In order to evaluate the effectiveness of this approach to student feedback, a number of large classes were recruited to participate in the study. Tutors within these classes were trained in the use of the pen and multi-touch devices, which were purchased for the purposes of this research. Students enrolled in these classes submitted all written assignments/worksheets (e.g. essays) electronically; following which tutors corrected and graded the assignments using the newly-purchased input devices. Assignments were then returned to students in electronic format with comments and feedback throughout.

Both qualitative interviews and quantitative analyses were conducted to identify the strengths and shortcomings of this project. In general, most students responded positively to the new technology, with the advantage of “being able to submit my work from home” proving to be a common response trend among participants. Staff participants however had mixed opinions regarding the tablet system. Whilst the submission and return of assignments were more efficient, the marking process was difficult and proved to be more time consuming than the traditional method of pen and paper. A common problem that staff participants mentioned related to the electronic pen used with the tablets. “The pen was too chunky and did not respond/sync well when providing large amounts of feedback.
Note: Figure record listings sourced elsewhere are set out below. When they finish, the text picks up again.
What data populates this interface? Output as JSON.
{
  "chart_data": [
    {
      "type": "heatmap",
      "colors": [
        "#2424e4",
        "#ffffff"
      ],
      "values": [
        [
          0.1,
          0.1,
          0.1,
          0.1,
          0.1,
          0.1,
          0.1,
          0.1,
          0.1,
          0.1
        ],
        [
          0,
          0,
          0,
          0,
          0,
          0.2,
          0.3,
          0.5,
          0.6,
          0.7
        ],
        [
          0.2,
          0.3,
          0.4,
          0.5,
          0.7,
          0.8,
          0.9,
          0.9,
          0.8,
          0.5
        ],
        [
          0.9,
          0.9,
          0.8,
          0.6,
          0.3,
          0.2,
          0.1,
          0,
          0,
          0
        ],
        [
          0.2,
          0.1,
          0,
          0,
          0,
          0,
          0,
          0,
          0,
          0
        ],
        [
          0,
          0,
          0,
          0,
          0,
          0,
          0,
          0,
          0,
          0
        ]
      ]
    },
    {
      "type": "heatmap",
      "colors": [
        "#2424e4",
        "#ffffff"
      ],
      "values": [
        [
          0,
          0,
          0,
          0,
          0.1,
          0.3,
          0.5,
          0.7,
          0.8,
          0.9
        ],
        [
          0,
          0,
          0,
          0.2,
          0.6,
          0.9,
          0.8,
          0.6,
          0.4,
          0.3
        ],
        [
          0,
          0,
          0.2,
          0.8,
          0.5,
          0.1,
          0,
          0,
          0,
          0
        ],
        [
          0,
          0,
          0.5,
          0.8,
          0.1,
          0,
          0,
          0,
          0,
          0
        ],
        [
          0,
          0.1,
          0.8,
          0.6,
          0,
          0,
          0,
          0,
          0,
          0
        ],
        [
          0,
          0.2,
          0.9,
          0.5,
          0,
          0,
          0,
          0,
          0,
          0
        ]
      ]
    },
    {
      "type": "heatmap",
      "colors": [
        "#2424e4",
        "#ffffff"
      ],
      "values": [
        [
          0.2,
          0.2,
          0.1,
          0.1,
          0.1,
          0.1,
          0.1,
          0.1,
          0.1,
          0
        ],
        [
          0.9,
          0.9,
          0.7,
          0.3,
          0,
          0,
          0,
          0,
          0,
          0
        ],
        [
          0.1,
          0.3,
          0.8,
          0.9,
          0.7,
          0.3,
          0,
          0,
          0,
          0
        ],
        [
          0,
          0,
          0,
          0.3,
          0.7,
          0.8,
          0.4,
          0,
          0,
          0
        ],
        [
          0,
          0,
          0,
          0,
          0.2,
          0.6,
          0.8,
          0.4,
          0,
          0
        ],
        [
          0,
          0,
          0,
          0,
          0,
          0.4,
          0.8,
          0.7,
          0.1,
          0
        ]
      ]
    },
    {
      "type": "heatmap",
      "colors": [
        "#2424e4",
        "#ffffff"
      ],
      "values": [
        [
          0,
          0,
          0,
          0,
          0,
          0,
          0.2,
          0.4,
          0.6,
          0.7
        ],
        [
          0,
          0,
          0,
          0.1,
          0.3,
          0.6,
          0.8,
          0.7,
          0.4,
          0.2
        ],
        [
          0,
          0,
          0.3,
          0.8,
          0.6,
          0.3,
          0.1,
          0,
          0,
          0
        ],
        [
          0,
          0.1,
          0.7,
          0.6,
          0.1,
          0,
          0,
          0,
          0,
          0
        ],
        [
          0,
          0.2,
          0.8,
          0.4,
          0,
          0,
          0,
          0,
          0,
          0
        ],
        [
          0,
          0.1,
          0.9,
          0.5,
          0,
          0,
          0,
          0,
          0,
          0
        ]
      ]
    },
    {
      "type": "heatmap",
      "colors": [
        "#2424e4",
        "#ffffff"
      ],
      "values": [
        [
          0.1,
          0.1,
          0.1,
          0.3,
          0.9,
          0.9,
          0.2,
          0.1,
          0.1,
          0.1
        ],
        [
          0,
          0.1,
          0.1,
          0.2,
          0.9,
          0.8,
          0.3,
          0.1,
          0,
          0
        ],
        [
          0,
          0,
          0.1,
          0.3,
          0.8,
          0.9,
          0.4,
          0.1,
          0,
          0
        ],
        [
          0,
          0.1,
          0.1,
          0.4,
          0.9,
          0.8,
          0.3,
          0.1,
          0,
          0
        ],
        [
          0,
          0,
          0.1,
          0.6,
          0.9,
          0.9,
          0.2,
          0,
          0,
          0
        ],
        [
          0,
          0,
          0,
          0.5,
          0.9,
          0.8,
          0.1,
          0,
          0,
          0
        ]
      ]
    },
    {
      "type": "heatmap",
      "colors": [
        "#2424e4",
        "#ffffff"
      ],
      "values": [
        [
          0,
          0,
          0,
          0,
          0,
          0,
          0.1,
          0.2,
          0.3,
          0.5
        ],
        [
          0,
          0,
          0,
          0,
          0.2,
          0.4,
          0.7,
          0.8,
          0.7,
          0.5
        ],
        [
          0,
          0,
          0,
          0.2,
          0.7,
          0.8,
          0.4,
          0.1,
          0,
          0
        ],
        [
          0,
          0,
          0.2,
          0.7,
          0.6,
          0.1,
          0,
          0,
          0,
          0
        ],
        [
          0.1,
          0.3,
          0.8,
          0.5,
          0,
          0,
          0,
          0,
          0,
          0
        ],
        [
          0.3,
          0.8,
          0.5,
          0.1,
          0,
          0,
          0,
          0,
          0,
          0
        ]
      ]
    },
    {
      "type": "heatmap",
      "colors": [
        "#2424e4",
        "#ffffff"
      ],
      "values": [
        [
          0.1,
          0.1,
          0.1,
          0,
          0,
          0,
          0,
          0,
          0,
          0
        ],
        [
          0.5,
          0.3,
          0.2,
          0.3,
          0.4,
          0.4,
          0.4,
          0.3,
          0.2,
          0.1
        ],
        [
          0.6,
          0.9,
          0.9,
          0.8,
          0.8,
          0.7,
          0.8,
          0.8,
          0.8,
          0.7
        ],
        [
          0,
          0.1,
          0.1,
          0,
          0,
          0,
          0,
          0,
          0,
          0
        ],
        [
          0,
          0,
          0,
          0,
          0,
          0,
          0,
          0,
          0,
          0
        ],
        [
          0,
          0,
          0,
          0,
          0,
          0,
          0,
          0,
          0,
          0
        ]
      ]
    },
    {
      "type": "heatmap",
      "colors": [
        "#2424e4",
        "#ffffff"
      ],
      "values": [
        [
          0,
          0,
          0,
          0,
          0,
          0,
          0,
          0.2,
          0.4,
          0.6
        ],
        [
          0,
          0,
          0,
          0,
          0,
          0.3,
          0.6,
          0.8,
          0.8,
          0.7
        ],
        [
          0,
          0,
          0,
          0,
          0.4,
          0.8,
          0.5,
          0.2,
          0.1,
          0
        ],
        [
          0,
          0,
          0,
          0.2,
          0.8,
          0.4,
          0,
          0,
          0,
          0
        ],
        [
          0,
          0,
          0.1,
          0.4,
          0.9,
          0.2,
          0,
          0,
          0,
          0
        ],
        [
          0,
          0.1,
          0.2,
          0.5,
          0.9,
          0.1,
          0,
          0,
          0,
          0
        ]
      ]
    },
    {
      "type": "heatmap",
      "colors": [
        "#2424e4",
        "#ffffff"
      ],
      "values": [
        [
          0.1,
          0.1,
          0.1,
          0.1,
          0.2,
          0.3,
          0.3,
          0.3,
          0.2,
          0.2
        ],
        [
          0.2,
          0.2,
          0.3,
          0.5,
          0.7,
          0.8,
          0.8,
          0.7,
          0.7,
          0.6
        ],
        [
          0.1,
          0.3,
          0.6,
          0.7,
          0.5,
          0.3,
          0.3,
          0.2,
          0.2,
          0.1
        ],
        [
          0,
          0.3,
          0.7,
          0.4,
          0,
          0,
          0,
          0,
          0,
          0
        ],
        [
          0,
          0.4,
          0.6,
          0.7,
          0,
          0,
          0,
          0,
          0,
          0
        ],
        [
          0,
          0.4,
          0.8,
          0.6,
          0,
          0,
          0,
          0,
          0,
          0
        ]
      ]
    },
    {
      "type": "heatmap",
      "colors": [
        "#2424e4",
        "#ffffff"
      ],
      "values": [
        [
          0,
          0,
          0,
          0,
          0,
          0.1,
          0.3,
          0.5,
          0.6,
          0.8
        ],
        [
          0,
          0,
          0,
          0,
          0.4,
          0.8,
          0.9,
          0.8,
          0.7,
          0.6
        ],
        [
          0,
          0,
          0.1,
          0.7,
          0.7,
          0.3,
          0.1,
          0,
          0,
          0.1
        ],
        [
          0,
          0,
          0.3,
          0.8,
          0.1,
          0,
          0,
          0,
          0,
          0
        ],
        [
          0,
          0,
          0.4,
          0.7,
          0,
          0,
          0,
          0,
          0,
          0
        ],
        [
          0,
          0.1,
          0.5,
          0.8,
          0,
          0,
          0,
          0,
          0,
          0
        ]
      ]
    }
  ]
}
However, it works well when minor changes or comments are required (i.e. writing a tick or cross on the assignment)…perhaps a finer pen would work better” (a statement from one of the participating tutors).

Overall, this pilot study identified a number of advantages and benefits for utilising the tablet systems. All qualitative feedback (positive and negative) will be utilised to optimise this approach for subsequent trials and implementations. Once completed, the tablet approach will offeran improved method for providing student feedback, which will be both more efficient and sustainable.

Outcomes

The following outcomes were achieved:

  • improved the quality and efficiency of student feedback
  • provided teaching staff with an alternative method to marking/returning assignments
  • provided greater efficiency to teaching staff in regards to time and space
  • allowed both staff and students to save resources such as paper and print output; and
  • improved overall student experience in courses throughout their degree, thus enhancing the likelihood of student satisfaction and retention.

The following outcomes will be achieved in 2012:

  • development into a research paper, to be submitted into a peer-reviewed journal in 2012; and
  • findings to be presented at an international conference in 2012.